Welfare state regimes and income-related health inequalities: a
comparison of 23 European countries
T. A. Eikemo, C. Bambra, K. Joyce and Espen Dahl
The European Journal of Public Health Advance Access originally
published online on October 16, 2008
The European Journal of Public Health 2008 18(6):593-599;
doi:10.1093/eurpub/ckn092
Abstract
Objective: The objective of this study was to determine whether the
magnitude of income-related health inequalities varies between welfare
regimes (Scandinavian, Anglo-Saxon, Bismarckian, Southern and Eastern).
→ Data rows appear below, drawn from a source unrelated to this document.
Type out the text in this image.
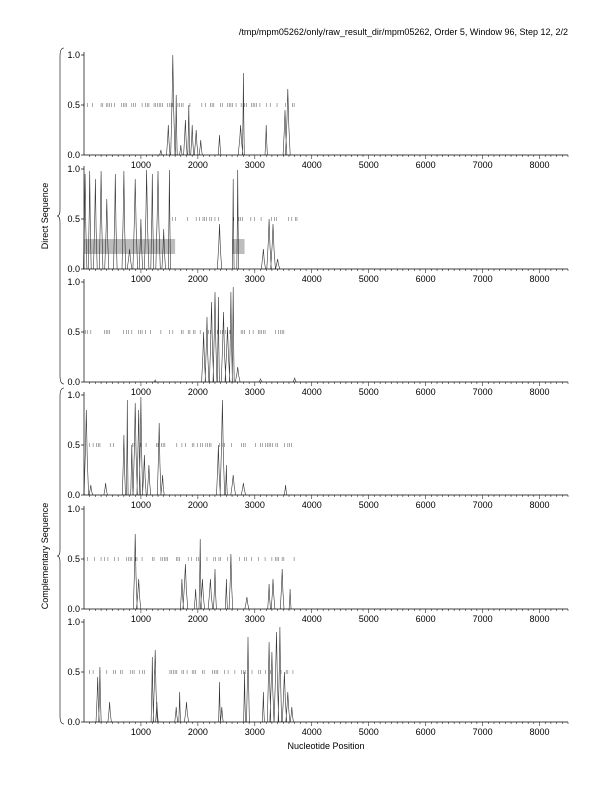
/tmp/mpm05262/only/raw_result_dir/mpm05262, Order 5, Window 96, Step 12, 2/2
0.0
0.5
1.0
1000	2000	3000	4000	5000	6000	7000	8000
0.0
0.5
1.0
1000	2000	3000	4000	5000	6000	7000	8000
0.0
0.5
1.0
1000	2000	3000	4000	5000	6000	7000	8000
0.0
0.5
1.0
1000	2000	3000	4000	5000	6000	7000	8000
0.0
0.5
1.0
1000	2000	3000	4000	5000	6000	7000	8000
0.0
0.5
1.0
1000	2000	3000	4000	5000	6000	7000	8000
Direct Sequence
Complementary Sequence
Nucleotide Position
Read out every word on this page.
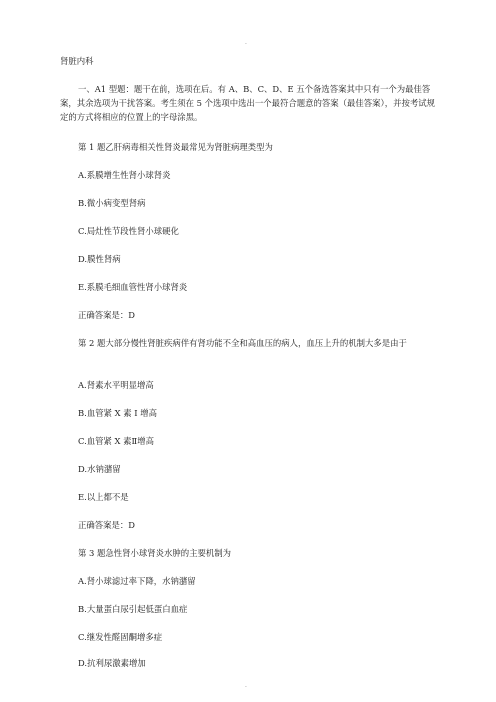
.
肾脏内科
一、A1 型题：题干在前，选项在后。有 A、B、C、D、E 五个备选答案其中只有一个为最佳答案，其余选项为干扰答案。考生须在 5 个选项中选出一个最符合题意的答案（最佳答案），并按考试规定的方式将相应的位置上的字母涂黑。
第 1 题乙肝病毒相关性肾炎最常见为肾脏病理类型为
A.系膜增生性肾小球肾炎
B.微小病变型肾病
C.局灶性节段性肾小球硬化
D.膜性肾病
E.系膜毛细血管性肾小球肾炎
正确答案是：D
第 2 题大部分慢性肾脏疾病伴有肾功能不全和高血压的病人，血压上升的机制大多是由于
A.肾素水平明显增高
B.血管紧 X 素 I 增高
C.血管紧 X 素Ⅱ增高
D.水钠潴留
E.以上都不是
正确答案是：D
第 3 题急性肾小球肾炎水肿的主要机制为
A.肾小球滤过率下降，水钠潴留
B.大量蛋白尿引起低蛋白血症
C.继发性醛固酮增多症
D.抗利尿激素增加
.
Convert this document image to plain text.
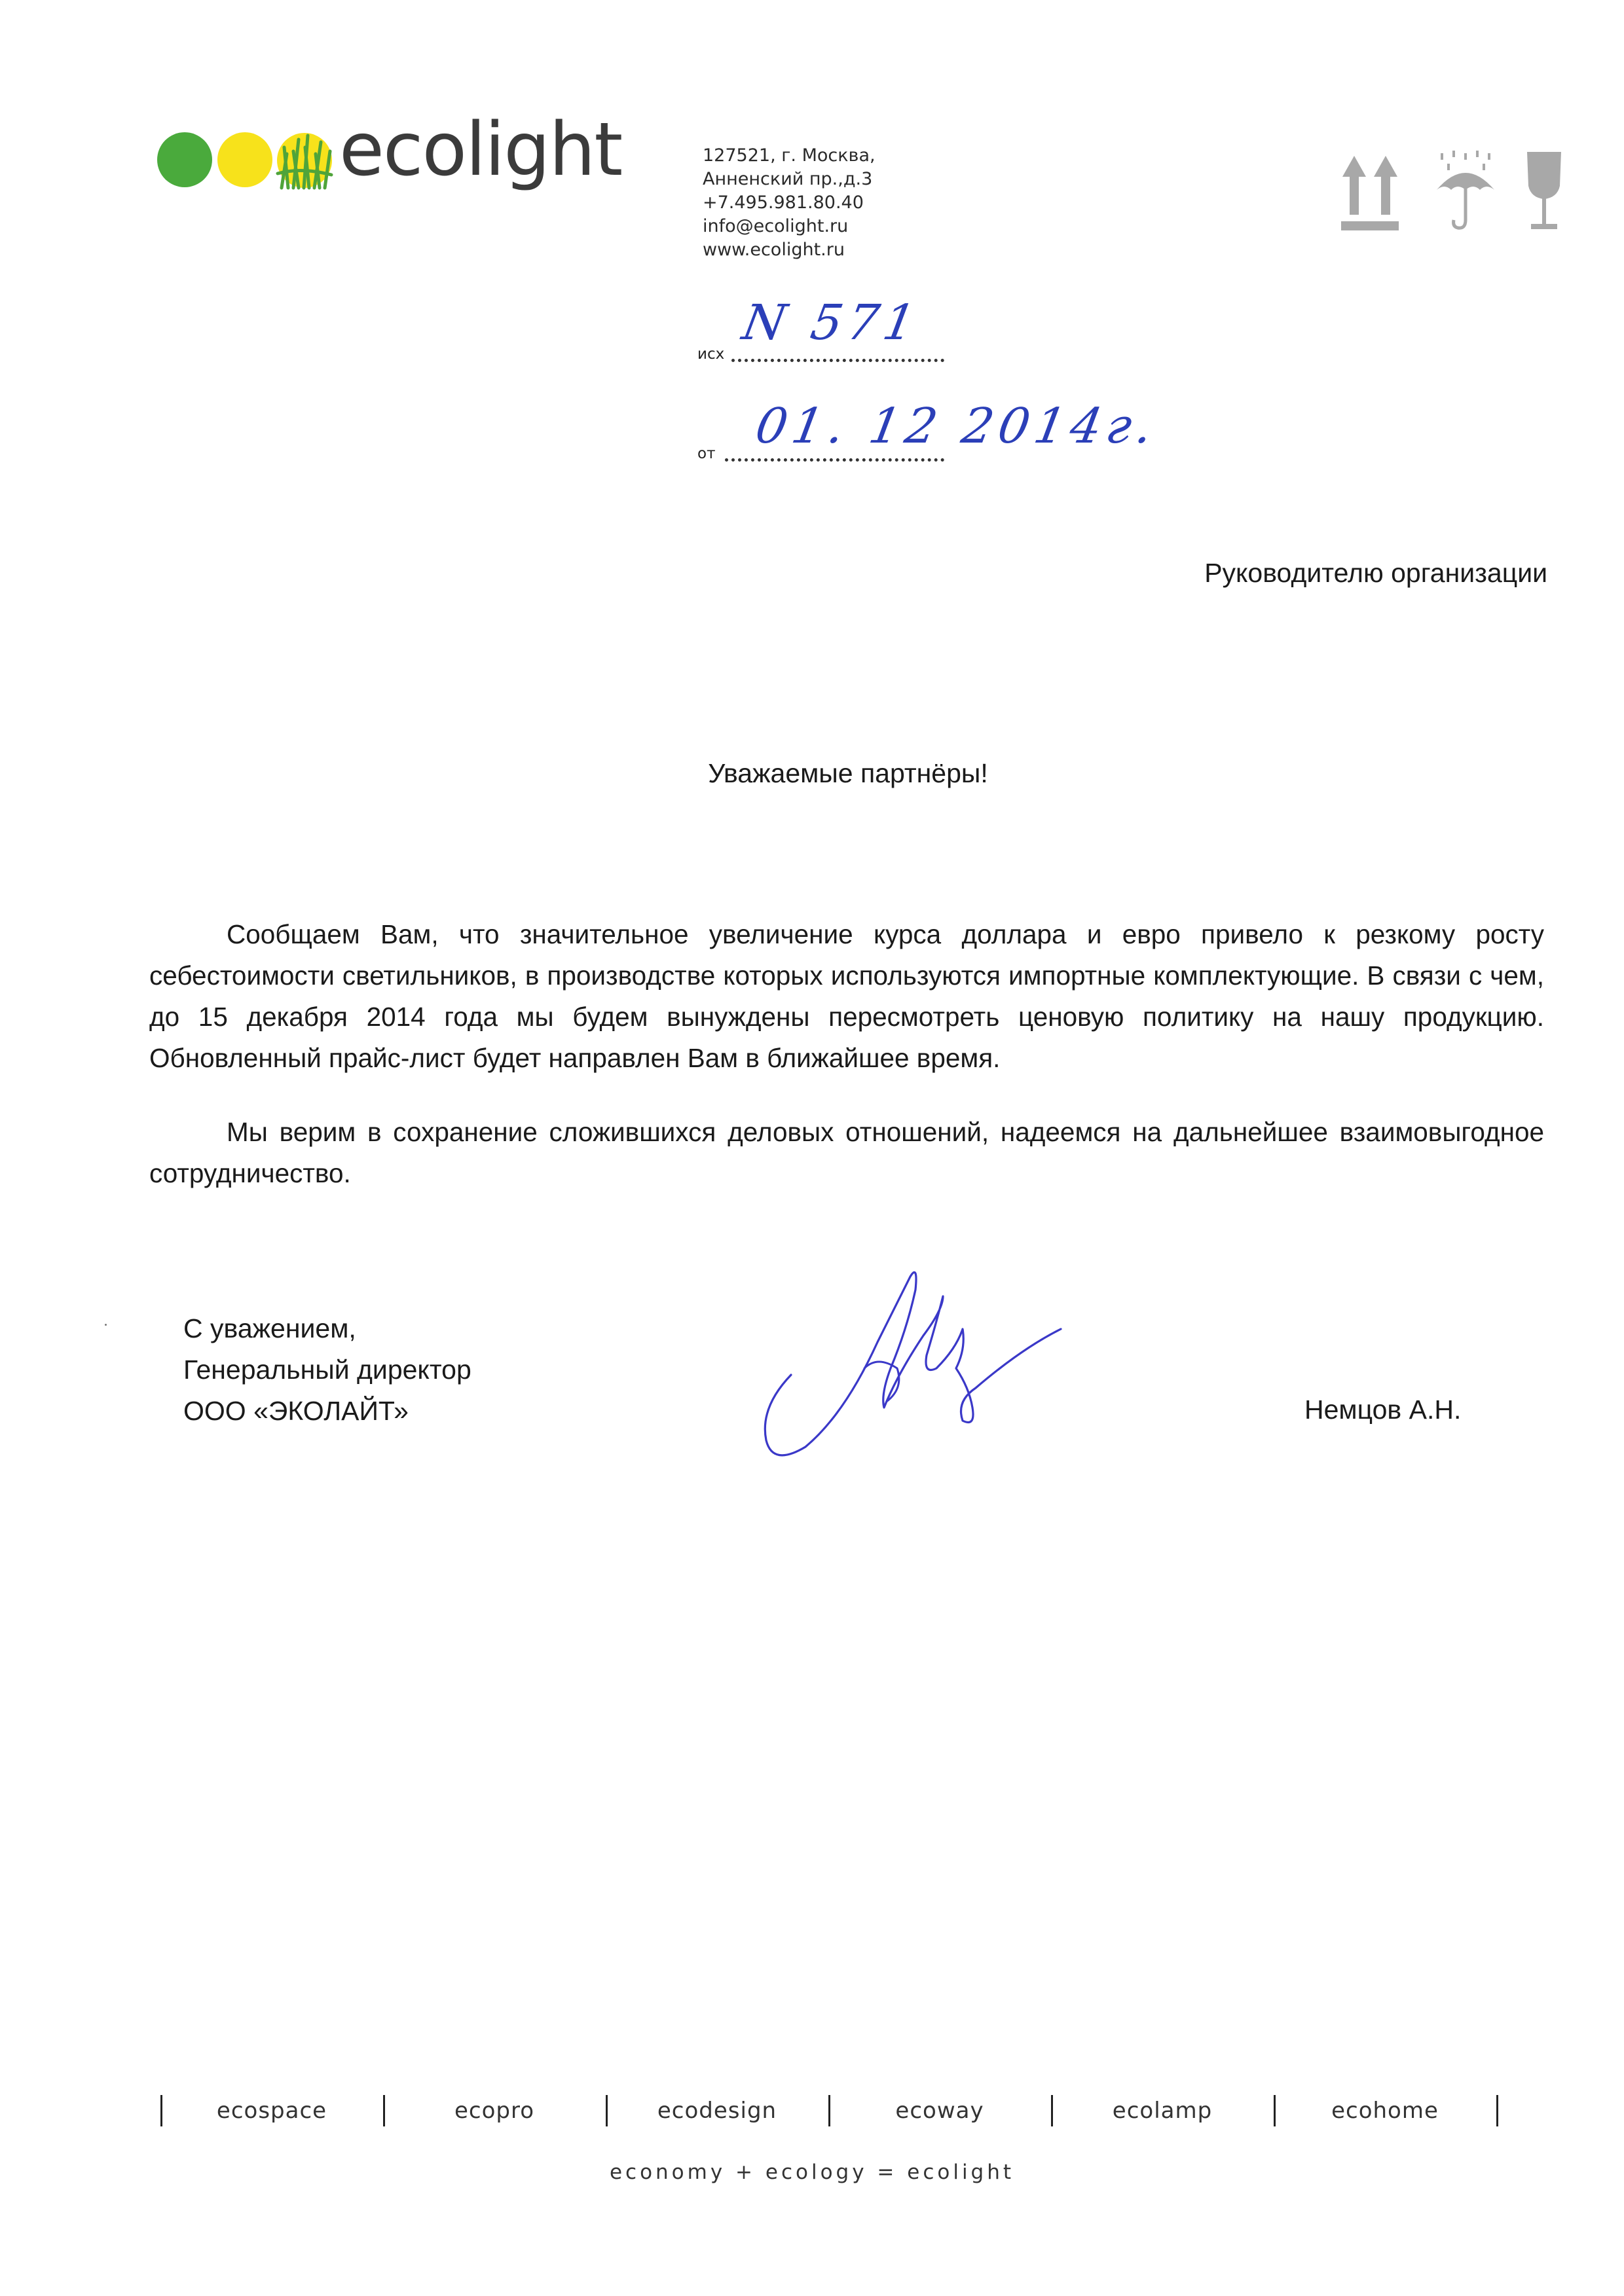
ecolight	127521, г. Москва,
Анненский пр.,д.3
+7.495.981.80.40
info@ecolight.ru
www.ecolight.ru
исх
N 571
от 01. 12 2014г.
Руководителю организации
Уважаемые партнёры!
Сообщаем Вам, что значительное увеличение курса доллара и евро привело к резкому росту себестоимости светильников, в производстве которых используются импортные комплектующие. В связи с чем, до 15 декабря 2014 года мы будем вынуждены пересмотреть ценовую политику на нашу продукцию. Обновленный прайс-лист будет направлен Вам в ближайшее время.
Мы верим в сохранение сложившихся деловых отношений, надеемся на дальнейшее взаимовыгодное сотрудничество.
С уважением,
Генеральный директор
ООО «ЭКОЛАЙТ»	Немцов А.Н.
ecospace	ecopro	ecodesign	ecoway	ecolamp	ecohome
economy + ecology = ecolight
Specifically, it examined whether the Scandinavian welfare state regime
has smaller income-based health inequalities than the other welfare
state regimes.
Methods: The first (2002) and second (2004) waves of the
representative cross-sectional European Social Survey (ESS), which
comprised more than 80 000 respondents, were used to analyse income
inequalities (relative health difference between the first and third
income tertile) in self-reported health (general health, limiting
longstanding illness) amongst those aged 25 or more. Data related to 23
European countries classified into five welfare state regimes. The study
controlled for age and adjusted for educational attainment.
Results: When comparing the health of the first income tertile with
the third, the Scandinavian countries only seemed to hold an
intermediate position: they did not have the smallest, or the largest,
health inequalities. However, the Anglo-Saxon welfare states had the
largest income-related health inequalities for both men and women, while
countries with Bismarckian welfare states tended to demonstrate
the smallest. This pattern was unchanged after controlling for
educational attainment. However, education seemed to explain the largest
part of income-related health inequalities in the Southern regime.
Conclusion: This study shows that the magnitudes of income-related
health inequalities indeed vary by welfare state regime. However, this
variation was not always in the direction expected as the Scandinavian
countries did not exhibit the smallest health inequalities.